Well, I have some .html pages as templates, and the .md files pollute the statistic a bit if you see the repo, but all executing code is no in Go. No PHP left here! (no hate for PHP I'm just moving to other pastures).

🚫 Zero Dependencies and a Static Core

I wanted to completely eliminate the need for complex server setups, I redesigned MDBlog to operate as a statically linked Go binary, meaning it has absolutely no runtime dependencies.

⚡ Blazing Fast Performance with Build-Time Indexing

I'm still surprised by this one, running a blog on serverless architecture like AWS Lambda means efficiency is everything.

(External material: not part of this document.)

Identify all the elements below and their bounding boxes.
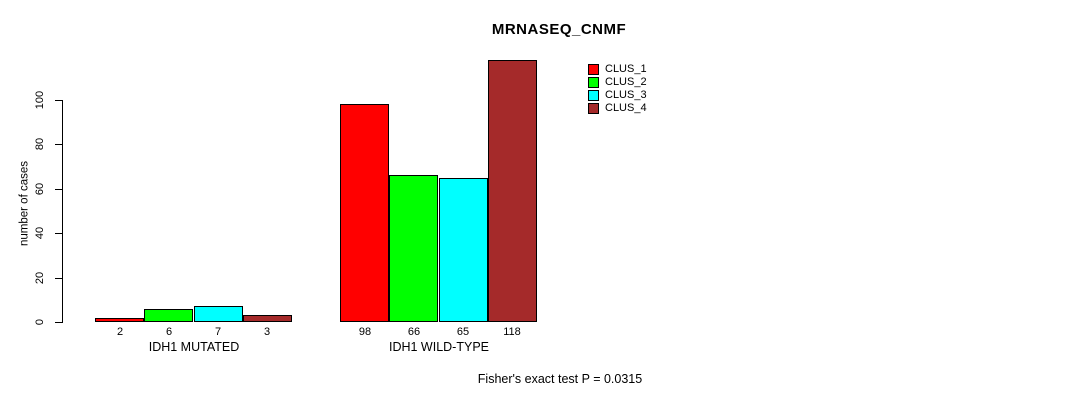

The docker image is just 14 MB (previous was 140 MB), and it's REALLY fast (200 ms from request to response on average).
Dynamically scanning and parsing hundreds of Markdown files on the fly can quickly lead to Lambda timeouts.

To solve this, I built a step to have a build-time metadata index, it's created when baking the docker image. Running make build-index scans all the posts and extracts the front-matter metadata into a single posts.index.json file.
This index powers the pagination and search, allowing MDBlog to effortlessly handle 300+ posts without Lambda timeouts.

I didn't want to do a pre-render of the assets (as .md -> .html), I want the content to live pristine and in plain text (.md) as much as possible. Git is my content management, and this approach is good enough for me.

I also have an intelligent fallback post routing mechanism that resolves posts even if they are missing a category path in the URL. If the pre-built JSON index is somehow missing, the blog won't just break; it gracefully falls back to a live file system scan and logs a performance warning.

I can do more improvements, but I have to stop, why? because it's "good enough" for me and I'm actually happy with the end product.

Nothing to add for now, and nothing to remove, perfect.

🚀 My Pipeline

Write → Commit → Deploy

That's my pipeline, and I managed to achieve it with a fully automated Continuous Deployment (CD) pipeline using GitHub Actions.

Here is what happens the moment I finish writing a post:

  • I push my new .md file in the posts/ directory to the master branch (only I can do this, the branch is protected). This instantly triggers a GitHub Actions workflow that executes a multi-stage Docker build.
  • The build stage generates the post index automatically so it is baked directly into the image.
  • The minimal (14 MB!), read-only Docker image is pushed to the GitHub Container Registry (GHCR).
  • A secondary workflow takes over, propagating the image to Amazon ECR and updating the AWS Lambda function.

It's easy, it's friction less, it's... perfect.

r/DanmeiNovels - Danmei that for you can be defined as "perfect"?

By knowing exactly what I wanted to build and leveraging AI tools like Copilot and Claude to get there faster, MDBlog is now a high-performance engine that lets me focus purely on writing.